Later that night, returning from the library, I spotted a severed duck decoy head neatly wedged between two slats of a foot bridge. Those readers who have guessed that the next steps were: (a) to remove the duck head whence it was wedged; and (b) to place the duck head on the Buddha body with the beak running down one side — well, those readers have the right idea.
The ball bearing went into the little box or basket in the Buddha’s hands. The head and body fit together perfectly, like they were always meant to be that way. I imagined I heard a little click, a kind of snick-snack, and the sound of the trumpets of angels on high. And, who knows, maybe I actually did.

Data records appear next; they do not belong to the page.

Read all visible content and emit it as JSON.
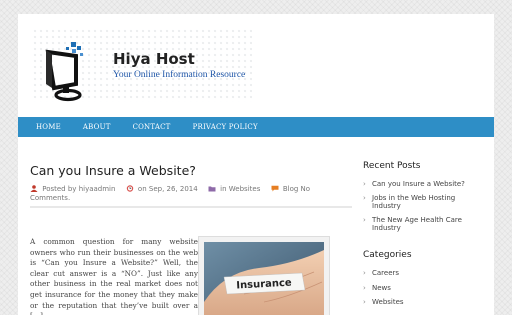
{
  "site": {
    "title": "Hiya Host",
    "tagline": "Your Online Information Resource"
  },
  "nav": {
    "items": [
      "HOME",
      "ABOUT",
      "CONTACT",
      "PRIVACY POLICY"
    ]
  },
  "post": {
    "title": "Can you Insure a Website?",
    "meta": {
      "author_prefix": "Posted by",
      "author": "hiyaadmin",
      "date_prefix": "on",
      "date": "Sep, 26, 2014",
      "category_prefix": "in",
      "category": "Websites",
      "comments": "Blog No Comments."
    },
    "excerpt": "A common question for many website owners who run their businesses on the web is “Can you Insure a Website?” Well, the clear cut answer is a “NO”. Just like any other business in the real market does not get insurance for the money that they make or the reputation that they’ve built over a […]",
    "image_text": "Insurance"
  },
  "sidebar": {
    "recent_heading": "Recent Posts",
    "recent": [
      "Can you Insure a Website?",
      "Jobs in the Web Hosting Industry",
      "The New Age Health Care Industry"
    ],
    "categories_heading": "Categories",
    "categories": [
      "Careers",
      "News",
      "Websites"
    ]
  },
  "colors": {
    "nav": "#2e8ec6",
    "tagline": "#1f56a8",
    "logo_blue": "#1e6fb5"
  },
  "icons": {
    "author": "user-icon",
    "date": "clock-icon",
    "category": "folder-icon",
    "comments": "comment-icon",
    "list_bullet": "chevron-right-icon"
  }
}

Here’s the Duckhead Buddha as he appears today:
The ball bearing is still in the box thing. I don’t know when or by what means that piece of quartz or agate wound up in there as well. I just noticed it was there a few years ago and thought it best not to mess with it.
You’ll also notice some marks on the beak and face. Bite marks. They weren’t there originally. How they got there was, well, I had this heavy metal room-mate in the dorms back then. His given name was Jeff, but he was known to me and my little circle of associates as Soul Butcher because a notebook of his heavy metal lyrics, furtively perused while he was not present, contained the lyrics to a song of that title.
“I will come to you in the night, and butcher your soul,” it ran.
To which we, that is to say this guy Paul, added “hence the name, Soul Butcher.”
And we all laughed heartily.
Anyway, one morning, after a night away, I returned to the dorm room I shared with Soul Butcher to find the aftermath of what appeared to have been a big rowdy heavy metal party. Beer cans, liquor bottles, Motley Crue and Fastway records and such were strewn everywhere. The smell of cannabis hung in the air. A Quiet Riot album still spun on the turntable making that thump-thump sound.
Soul Butcher was passed out on the floor in his underwear, snoring and drooling. And the Duckhead Buddha’s head was missing. Its headless body sat on the desk in approximately its usual spot, with its ball bearing still in place.
If you’ve ever had the feeling, in the wake of a minor yet significant tragedy, that the universe has slipped ever so slightly out of joint, you can imagine, perhaps something of my emotional state.
Nonetheless there was no great mystery: the passed-out metal-head, open window, and mangled Venetian blinds were important clues. Quite obviously, I deduced, the Duckhead Buddha had played bat to some exuberant, drug-addled metalhead’s Ozzy. Or perhaps Soul Butcher himself had been the one who had bitten the head off the Duckhead Buddha and tossed it out the window with his teeth. Maybe Soul Butcher had in fact been the only person at this party. In retrospect, that seems quite likely, though he assured me afterwards that there had been a great many hot, “quality” chicks in attendance. (The culprit was never officially identified, though let’s just say it was in fact a hot, “quality” chick who bit off the Duckhead Buddha’s head so as to make the story better.)
At any rate, after a good deal of searching I found the head, bitten but unbowed despite having been chewed and spit out and having fallen seven floors, in the bushes by the Unit II pathway. I restored the head to its proper place, and resolved to keep a close eye on Soul Butcher from then on. And I made sure to lock the Duckhead Buddha in my desk drawer whenever I left the room. The Duckhead Buddha’s head and body have never been separated since. He’s watching over me now from his bookshelf perch. He’s watching over all of us.
To sum up: I was a weird guy in college, but I bet I’m even weirder now.